Por muito que queiram tentar enganar o “Zé Povinho”, seguramente que não conseguirão enganar os partidos da oposição, o Presidente da República e o Tribunal Constitucional, porque, semântica à parte, o corte de despesa nas obrigações de um Estado de Direito (deixemos para lá o “Estado Social”) significa a Revisão da Constituição, fora das normas constitucionais para a alteração da Constituição vigente e por isso um “golpe baixo” para ser entendido e aceite por “gente alta”…
De tanto se bater, nos media, a cassete dos 4.000 milhões, como mandam as “regras” do marketing, até já se aceita que não seja de uma só vez, desde ministros até ao PS, deixando de lado a constitucionalidade de tal medida e aceitando-se mesmo que se vá desenhando e condicionando os Orçamentos de Estado de anos posteriores, em que, eventualmente os atuais decisores não estejam no governo… Surrealismo puro!
Há ainda a possibilidade de, dentro da mesma estratégia manipulatória, descer o montante gizado e tentarem convencer-nos de que ficamos a ganhar, pela sensibilidade social do governo coligado…
De baixo calibre intelectual é quererem convencer toda a gente, de que um corte é simplesmente um corte, mesmo que lhes chamem de “poupança” (mais semântica), sem qualquer conotação político-ideológica, como se quem o faz não fossem POLÍTICOS e não se soubesse que se repercute em mera oferta dos serviços sociais aos interesses privados…
A decisão do Tribunal Constitucional sobre as inconstitucionalidades do OE2013, que já tarda, se for declarada, naturalmente que arrefecerá o ímpeto golpista de Gaspar/Coelho/Portas e obrigá-los-á a lembrar à troika, que temos uma Constituição, que nós e eles tem que respeitar, se nos tem respeito…
Os cortes de 4.000 milhões que o Governo promete há muito se sabiam necessários.
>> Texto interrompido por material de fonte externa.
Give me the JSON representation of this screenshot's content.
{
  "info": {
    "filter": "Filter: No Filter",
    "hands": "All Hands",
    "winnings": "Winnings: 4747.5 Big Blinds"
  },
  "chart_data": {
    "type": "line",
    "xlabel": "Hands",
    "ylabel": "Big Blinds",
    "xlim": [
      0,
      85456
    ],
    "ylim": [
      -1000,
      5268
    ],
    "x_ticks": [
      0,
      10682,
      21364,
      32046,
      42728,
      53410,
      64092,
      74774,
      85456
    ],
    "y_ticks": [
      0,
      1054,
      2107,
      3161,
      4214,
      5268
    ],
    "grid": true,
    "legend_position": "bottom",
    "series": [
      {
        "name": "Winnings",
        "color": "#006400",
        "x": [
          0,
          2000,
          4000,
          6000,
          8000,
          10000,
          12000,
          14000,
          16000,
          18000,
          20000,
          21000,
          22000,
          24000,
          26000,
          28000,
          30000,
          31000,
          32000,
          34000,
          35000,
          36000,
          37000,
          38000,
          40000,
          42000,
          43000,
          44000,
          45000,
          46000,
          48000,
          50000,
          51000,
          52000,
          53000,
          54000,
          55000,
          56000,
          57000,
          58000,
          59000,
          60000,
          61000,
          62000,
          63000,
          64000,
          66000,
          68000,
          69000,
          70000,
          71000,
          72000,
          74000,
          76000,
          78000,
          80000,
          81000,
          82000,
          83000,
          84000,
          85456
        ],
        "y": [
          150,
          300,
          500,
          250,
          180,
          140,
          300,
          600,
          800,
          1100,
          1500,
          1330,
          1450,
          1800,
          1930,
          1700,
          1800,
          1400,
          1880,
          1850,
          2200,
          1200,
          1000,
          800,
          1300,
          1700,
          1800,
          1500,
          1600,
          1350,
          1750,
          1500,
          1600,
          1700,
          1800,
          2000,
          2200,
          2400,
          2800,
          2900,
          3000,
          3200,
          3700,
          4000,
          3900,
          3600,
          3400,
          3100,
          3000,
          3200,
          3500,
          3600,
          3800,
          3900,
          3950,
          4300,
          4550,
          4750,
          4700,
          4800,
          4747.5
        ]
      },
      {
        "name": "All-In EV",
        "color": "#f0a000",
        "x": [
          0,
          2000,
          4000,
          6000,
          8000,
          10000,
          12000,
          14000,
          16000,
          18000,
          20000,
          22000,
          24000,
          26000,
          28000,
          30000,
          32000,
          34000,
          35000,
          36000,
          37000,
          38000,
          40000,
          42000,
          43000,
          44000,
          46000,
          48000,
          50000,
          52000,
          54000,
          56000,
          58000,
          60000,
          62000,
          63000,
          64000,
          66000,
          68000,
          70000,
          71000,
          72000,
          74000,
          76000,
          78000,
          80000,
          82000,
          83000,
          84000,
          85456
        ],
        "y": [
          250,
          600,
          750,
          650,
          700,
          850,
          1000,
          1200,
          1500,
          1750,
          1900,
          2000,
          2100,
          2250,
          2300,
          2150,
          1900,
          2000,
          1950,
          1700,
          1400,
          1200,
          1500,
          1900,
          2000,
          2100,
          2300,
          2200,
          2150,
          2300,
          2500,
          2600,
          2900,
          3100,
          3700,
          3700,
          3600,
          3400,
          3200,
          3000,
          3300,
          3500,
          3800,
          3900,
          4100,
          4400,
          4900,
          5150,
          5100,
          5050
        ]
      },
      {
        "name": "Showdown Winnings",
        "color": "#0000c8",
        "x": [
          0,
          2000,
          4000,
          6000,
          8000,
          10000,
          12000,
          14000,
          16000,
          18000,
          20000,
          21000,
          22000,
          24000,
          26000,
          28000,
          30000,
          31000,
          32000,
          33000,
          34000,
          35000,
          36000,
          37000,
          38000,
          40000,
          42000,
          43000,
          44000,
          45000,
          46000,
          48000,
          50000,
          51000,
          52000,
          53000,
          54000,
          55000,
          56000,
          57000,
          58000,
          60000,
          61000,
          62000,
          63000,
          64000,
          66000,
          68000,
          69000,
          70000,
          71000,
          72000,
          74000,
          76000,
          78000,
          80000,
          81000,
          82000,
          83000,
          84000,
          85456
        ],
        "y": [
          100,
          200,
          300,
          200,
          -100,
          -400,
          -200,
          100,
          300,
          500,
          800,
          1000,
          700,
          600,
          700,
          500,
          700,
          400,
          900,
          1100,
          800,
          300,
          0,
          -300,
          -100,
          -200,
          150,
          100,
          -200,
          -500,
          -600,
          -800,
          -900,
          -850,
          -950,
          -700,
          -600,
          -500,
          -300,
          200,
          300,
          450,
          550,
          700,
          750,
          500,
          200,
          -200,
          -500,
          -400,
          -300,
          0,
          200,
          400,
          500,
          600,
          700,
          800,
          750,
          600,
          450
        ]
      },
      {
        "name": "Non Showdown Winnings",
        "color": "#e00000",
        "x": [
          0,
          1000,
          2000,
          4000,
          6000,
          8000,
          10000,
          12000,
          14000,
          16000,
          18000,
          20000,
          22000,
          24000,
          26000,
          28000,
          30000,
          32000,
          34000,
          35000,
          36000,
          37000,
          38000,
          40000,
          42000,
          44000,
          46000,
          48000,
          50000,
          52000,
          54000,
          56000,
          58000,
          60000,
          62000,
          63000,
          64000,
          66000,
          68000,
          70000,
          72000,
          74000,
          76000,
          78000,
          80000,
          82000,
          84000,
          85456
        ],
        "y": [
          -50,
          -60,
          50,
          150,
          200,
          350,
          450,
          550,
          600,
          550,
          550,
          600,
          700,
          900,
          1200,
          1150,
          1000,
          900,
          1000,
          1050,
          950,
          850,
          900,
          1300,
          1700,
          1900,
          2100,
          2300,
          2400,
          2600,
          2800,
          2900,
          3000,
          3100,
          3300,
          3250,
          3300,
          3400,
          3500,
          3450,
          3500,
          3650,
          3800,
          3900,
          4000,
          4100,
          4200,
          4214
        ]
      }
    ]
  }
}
Do que não havia necessidade era de os fazer em cerca de 1 mês, sem negociar com ninguém e sem qualquer contrapartida para a brutalidade que eles vão significar para muita gente.
Henrique Monteiro
Sem os cortes, só ficamos com 1 de 2 alternativas imediatas: ou impostos ainda mais elevados, o que, para além do esbulho, nem eficácia tem; ou o défice sem diminuir, não cumprindo, desse modo, o acordado com a troika. (Eu sei que com crescimento da economia o PIB aumenta e diminui o défice, mas isso é um conto de fadas que algumas pessoas gostam de contar a um país que nos anos com mais dinheiro não cresceu nunca nada que se visse).
Num reino onde não imperasse a estupidez política, sendo esta necessidade de cortes reconhecida, ter-se-ia começado por aí - há ano e meio! E não se teria chegado, necessariamente, a 80% de cortes em pensões, prestações sociais e salários. Ao pretender-se o corte em tempo recorde, como é o caso, parece não haver outra hipótese - afinal 80% dos encargos estão em salários e prestações sociais. Mas esta é outra forma de confessar a total impotência (ou quem sabe se cumplicidade) em matérias como o escândalo das PPP ou mesmo crimes como o BPN. E isto é imoral e revoltante.
Como é imoral e revoltante não se ter programado qualquer contrapartida para os cortes a efectuar. Aliás, pior do que isso é nem se ter tentado dialogar a sério com o PS e a UGT, permitindo que estes se coloquem de fora de uma discussão na qual deviam participar. Por dois motivos: por um lado, porque estão dentro do arco do poder e dos acordos de concertação; por outro, porque representam essencialmente os maiores espoliados com a atual crise: os pensionistas, funcionários públicos e trabalhadores por conta de outrem. Esta semana, a revista The Economist, mostra como nos países nórdicos diversos cortes foram feitos de modo a que os trabalhadores tivessem compensações (como é o caso, na Dinamarca, da chamada flexisegurança).
O modo como o Governo se prepara para atuar não é condenável apenas por alguém ter "estados de alma", expressão que é atribuída ao ministro das Finanças. É condenável porque longe do objectivo mais elevado da política - mobilizar uma comunidade para as tarefas necessárias - apenas pretende impor factos consumados. Há quem goste do estilo, mas ainda que ele formalmente esteja fundado numa maioria parlamentar acéfala, trai a essência democrática da consensualização, que em tempos de crise grave, como a que passamos, é essencial à coesão de um país.
Estupidez e imoralidade são duas palavras fortes, mas infelizmente a direção do Governo obriga-nos a usá-las para caracterizar a sua ação.